Une crise chasse l'autre. Depuis quelques semaines, on ne parle plus beaucoup de Fukushima et de ses conséquences sur la politique énergétique de la Suisse. Le nucléaire qui s'était imposé dans le débat politique après la catastrophe japonaise du 11 mars dernier est aujourd'hui supplanté par la crise du franc fort et le spectre de la récession né d'un environnement économique international instable. «C'est le grand invité surprise de la campagne électorale», s'exclame le président du PDC Christophe Darbellay. Les Verts et les Verts libéraux, qui sont intimement associés au débat antinucléaire, pourraient bien être les premiers à pâtir de cette redistribution des cartes.
Le président du groupe écologiste Antonio Hodgers minimise le risque. «Notre succès est aussi dû à notre approche critique de l'économie.
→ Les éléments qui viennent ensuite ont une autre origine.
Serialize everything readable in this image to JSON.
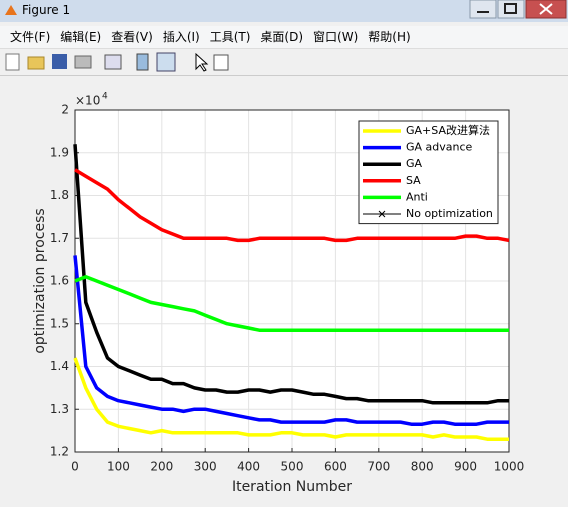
{
  "window": {
    "title": "Figure 1",
    "menus": [
      "文件(F)",
      "编辑(E)",
      "查看(V)",
      "插入(I)",
      "工具(T)",
      "桌面(D)",
      "窗口(W)",
      "帮助(H)"
    ]
  },
  "chart_data": {
    "type": "line",
    "x_label": "Iteration Number",
    "y_label": "optimization process",
    "y_multiplier": "×10",
    "y_multiplier_power": "4",
    "x": [
      0,
      25,
      50,
      75,
      100,
      125,
      150,
      175,
      200,
      225,
      250,
      275,
      300,
      325,
      350,
      375,
      400,
      425,
      450,
      475,
      500,
      525,
      550,
      575,
      600,
      625,
      650,
      675,
      700,
      725,
      750,
      775,
      800,
      825,
      850,
      875,
      900,
      925,
      950,
      975,
      1000
    ],
    "series": [
      {
        "name": "GA+SA改进算法",
        "color": "#ffff00",
        "values": [
          1.42,
          1.35,
          1.3,
          1.27,
          1.26,
          1.255,
          1.25,
          1.245,
          1.25,
          1.245,
          1.245,
          1.245,
          1.245,
          1.245,
          1.245,
          1.245,
          1.24,
          1.24,
          1.24,
          1.245,
          1.245,
          1.24,
          1.24,
          1.24,
          1.235,
          1.24,
          1.24,
          1.24,
          1.24,
          1.24,
          1.24,
          1.24,
          1.24,
          1.235,
          1.24,
          1.235,
          1.235,
          1.235,
          1.23,
          1.23,
          1.23
        ]
      },
      {
        "name": "GA advance",
        "color": "#0000ff",
        "values": [
          1.66,
          1.4,
          1.35,
          1.33,
          1.32,
          1.315,
          1.31,
          1.305,
          1.3,
          1.3,
          1.295,
          1.3,
          1.3,
          1.295,
          1.29,
          1.285,
          1.28,
          1.275,
          1.275,
          1.27,
          1.27,
          1.27,
          1.27,
          1.27,
          1.275,
          1.275,
          1.27,
          1.27,
          1.27,
          1.27,
          1.27,
          1.265,
          1.265,
          1.27,
          1.27,
          1.265,
          1.265,
          1.265,
          1.27,
          1.27,
          1.27
        ]
      },
      {
        "name": "GA",
        "color": "#000000",
        "values": [
          1.92,
          1.55,
          1.48,
          1.42,
          1.4,
          1.39,
          1.38,
          1.37,
          1.37,
          1.36,
          1.36,
          1.35,
          1.345,
          1.345,
          1.34,
          1.34,
          1.345,
          1.345,
          1.34,
          1.345,
          1.345,
          1.34,
          1.335,
          1.335,
          1.33,
          1.325,
          1.325,
          1.32,
          1.32,
          1.32,
          1.32,
          1.32,
          1.32,
          1.315,
          1.315,
          1.315,
          1.315,
          1.315,
          1.315,
          1.32,
          1.32
        ]
      },
      {
        "name": "SA",
        "color": "#ff0000",
        "values": [
          1.86,
          1.845,
          1.83,
          1.815,
          1.79,
          1.77,
          1.75,
          1.735,
          1.72,
          1.71,
          1.7,
          1.7,
          1.7,
          1.7,
          1.7,
          1.695,
          1.695,
          1.7,
          1.7,
          1.7,
          1.7,
          1.7,
          1.7,
          1.7,
          1.695,
          1.695,
          1.7,
          1.7,
          1.7,
          1.7,
          1.7,
          1.7,
          1.7,
          1.7,
          1.7,
          1.7,
          1.705,
          1.705,
          1.7,
          1.7,
          1.695
        ]
      },
      {
        "name": "Anti",
        "color": "#00ff00",
        "values": [
          1.6,
          1.61,
          1.6,
          1.59,
          1.58,
          1.57,
          1.56,
          1.55,
          1.545,
          1.54,
          1.535,
          1.53,
          1.52,
          1.51,
          1.5,
          1.495,
          1.49,
          1.485,
          1.485,
          1.485,
          1.485,
          1.485,
          1.485,
          1.485,
          1.485,
          1.485,
          1.485,
          1.485,
          1.485,
          1.485,
          1.485,
          1.485,
          1.485,
          1.485,
          1.485,
          1.485,
          1.485,
          1.485,
          1.485,
          1.485,
          1.485
        ]
      },
      {
        "name": "No optimization",
        "color": "#000000",
        "marker": "x",
        "values": [
          null,
          null,
          null,
          null,
          null,
          null,
          null,
          null,
          null,
          null,
          null,
          null,
          null,
          null,
          null,
          null,
          null,
          null,
          null,
          null,
          null,
          null,
          null,
          null,
          null,
          null,
          null,
          null,
          null,
          null,
          null,
          null,
          null,
          null,
          null,
          null,
          null,
          null,
          null,
          null,
          null
        ]
      }
    ],
    "xlim": [
      0,
      1000
    ],
    "xticks": [
      0,
      100,
      200,
      300,
      400,
      500,
      600,
      700,
      800,
      900,
      1000
    ],
    "ylim": [
      1.2,
      2
    ],
    "yticks": [
      1.2,
      1.3,
      1.4,
      1.5,
      1.6,
      1.7,
      1.8,
      1.9,
      2
    ],
    "grid": true,
    "legend": "top-right"
  }
}
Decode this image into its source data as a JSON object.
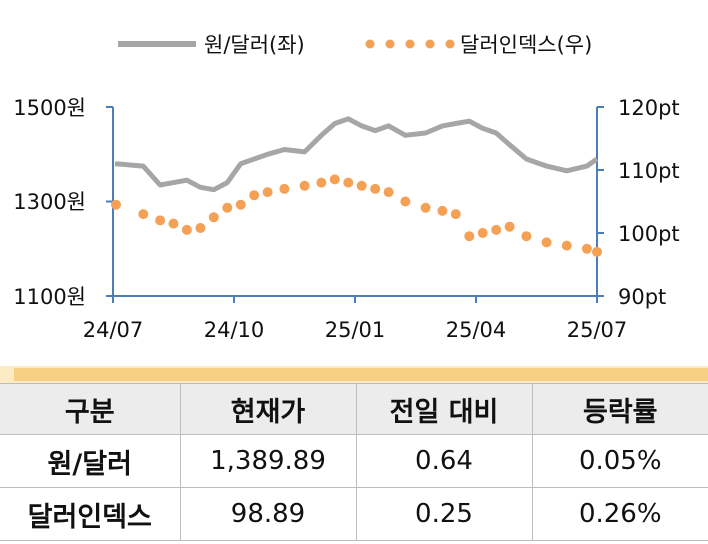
{
  "chart_data": {
    "type": "line",
    "legend_position": "top",
    "grid": false,
    "x_ticks": [
      "24/07",
      "24/10",
      "25/01",
      "25/04",
      "25/07"
    ],
    "y_left": {
      "ticks": [
        "1100원",
        "1300원",
        "1500원"
      ],
      "range": [
        1100,
        1500
      ]
    },
    "y_right": {
      "ticks": [
        "90pt",
        "100pt",
        "110pt",
        "120pt"
      ],
      "range": [
        90,
        120
      ]
    },
    "series": [
      {
        "name": "원/달러(좌)",
        "axis": "left",
        "style": "solid",
        "color": "#a6a6a6",
        "x": [
          "2024-07",
          "2024-07",
          "2024-08",
          "2024-08",
          "2024-08",
          "2024-09",
          "2024-09",
          "2024-09",
          "2024-10",
          "2024-10",
          "2024-10",
          "2024-11",
          "2024-11",
          "2024-12",
          "2024-12",
          "2024-12",
          "2025-01",
          "2025-01",
          "2025-01",
          "2025-02",
          "2025-02",
          "2025-03",
          "2025-03",
          "2025-03",
          "2025-04",
          "2025-04",
          "2025-04",
          "2025-05",
          "2025-05",
          "2025-06",
          "2025-06",
          "2025-07"
        ],
        "values": [
          1380,
          1375,
          1335,
          1340,
          1345,
          1330,
          1325,
          1340,
          1380,
          1390,
          1400,
          1410,
          1405,
          1440,
          1465,
          1475,
          1460,
          1450,
          1460,
          1440,
          1445,
          1460,
          1465,
          1470,
          1455,
          1445,
          1420,
          1390,
          1375,
          1365,
          1375,
          1390
        ]
      },
      {
        "name": "달러인덱스(우)",
        "axis": "right",
        "style": "dotted",
        "color": "#f4a055",
        "x": [
          "2024-07",
          "2024-07",
          "2024-08",
          "2024-08",
          "2024-08",
          "2024-09",
          "2024-09",
          "2024-09",
          "2024-10",
          "2024-10",
          "2024-10",
          "2024-11",
          "2024-11",
          "2024-12",
          "2024-12",
          "2024-12",
          "2025-01",
          "2025-01",
          "2025-01",
          "2025-02",
          "2025-02",
          "2025-03",
          "2025-03",
          "2025-03",
          "2025-04",
          "2025-04",
          "2025-04",
          "2025-05",
          "2025-05",
          "2025-06",
          "2025-06",
          "2025-07"
        ],
        "values": [
          104.5,
          103.0,
          102.0,
          101.5,
          100.5,
          100.8,
          102.5,
          104.0,
          104.5,
          106.0,
          106.5,
          107.0,
          107.5,
          108.0,
          108.5,
          108.0,
          107.5,
          107.0,
          106.5,
          105.0,
          104.0,
          103.5,
          103.0,
          99.5,
          100.0,
          100.5,
          101.0,
          99.5,
          98.5,
          98.0,
          97.5,
          97.0
        ]
      }
    ]
  },
  "table": {
    "headers": [
      "구분",
      "현재가",
      "전일 대비",
      "등락률"
    ],
    "rows": [
      [
        "원/달러",
        "1,389.89",
        "0.64",
        "0.05%"
      ],
      [
        "달러인덱스",
        "98.89",
        "0.25",
        "0.26%"
      ]
    ]
  }
}
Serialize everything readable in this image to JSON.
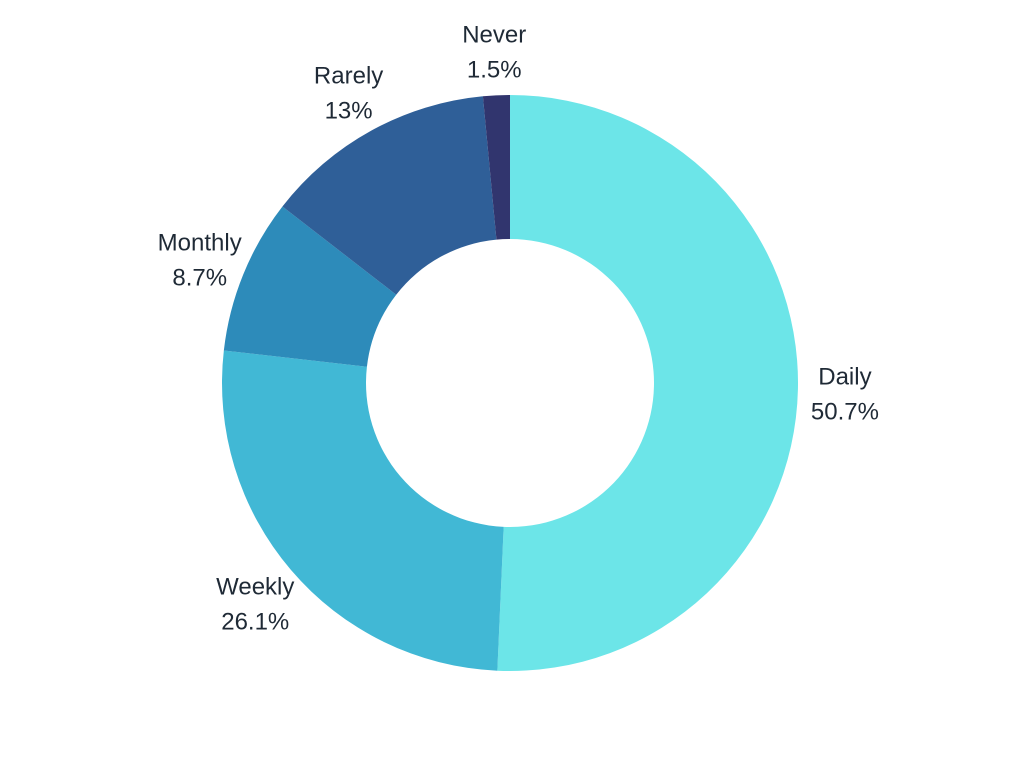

Or la crise a mis en évidence la faiblesse d'un système économique basé sur la spéculation.»
Session spéciale
Les Verts organiseront début septembre un séminaire de deux jours consacré à cette problématique. De quoi affûter leurs arguments de campagne et se préparer au débat spécial qui aura lieu en septembre dans le cadre de la session d'automne du Parlement.
C'est à leur demande et à celle des socialistes que les deux Chambres débattront de la cherté du franc. Pour la gauche, qui est en concurrence avec les Verts, voire le PDC, sur la question nucléaire, c'est une occasion rêvée de stigmatiser l'apathie du Conseil fédéral et de marquer sa différence avec une série de propositions concrètes.
Outre un cours de change fixe ou un éventuel arrimage du franc à l'euro, le PS plaide pour des taux d'intérêts négatifs afin de freiner les placements en francs suisses.
«C'est une idée qui fait son chemin», reconnaît Christophe Darbellay. Elle est en revanche combattue par les autres partis bourgeois. «Ce n'est pas faisable, assure la vice-présidente du parti libéral radical (PLR) Isabelle Moret, car la plupart des opérations de change en francs suisses ont lieu à l'étranger».
Pour atténuer les charges des secteurs affectés par la force du franc, le PLR et l'UDC préconisent avant tout des mesures contre la bureaucratie et une baisse de la fiscalité des entreprises. «Irréaliste, rétorque le président du PDC. La dernière réforme a déjà entraîné une perte de recette de plusieurs milliards de francs.»
Pour le PDC, l'Etat devrait plutôt soutenir les entreprises en cofinançant les heures supplémentaires destinées à accroître la productivité, à l'instar de ce qui se fait en cas de chômage partiel.
Ce duel à fleurets mouchetés entre le PLR et le PDC confirme l'analyse de la socialiste vaudoise Yvette Jaggi dans la revue «Domaine public». Selon elle, le franc fort a rapproché les démocrates du centre des libéraux-radicaux et les démocrates-chrétiens des socialistes. Un rapprochement déjà amorcé avec le débat nucléaire.
UDC confiante
Reste à savoir qui retirera les marrons du feu le 23 octobre prochain. L'UDC dont le traditionnel thème de campagne a été relégué au second plan d'abord par Fukushima puis par le franc fort reste confiante. «L'immigration reste une des préoccupations majeures de la population», assure le secrétaire général du parti Martin Baltisser. L'UDC a d'autant moins l'intention de changer de tactique que la marge de manuvre est limitée dans un contexte de crise monétaire internationale. «Soyons réalistes, la politique ne peut pas faire de miracle dans ce domaine».
Par contre, la nouvelle donne pourrait inciter les partisans du nucléaire à redonner de la voix. En septembre, le Conseil des Etats se prononcera sur la motion du PDC valaisan Roberto Schmidt qui réclame une sortie progressive du nucléaire.
Adoptée par le Conseil national, son sort dépend avant tout de l'engagement des élus PDC qui jouent un rôle de premier plan dans la Chambre haute mais qui sont plus proches de l'économie que leurs collègues du National.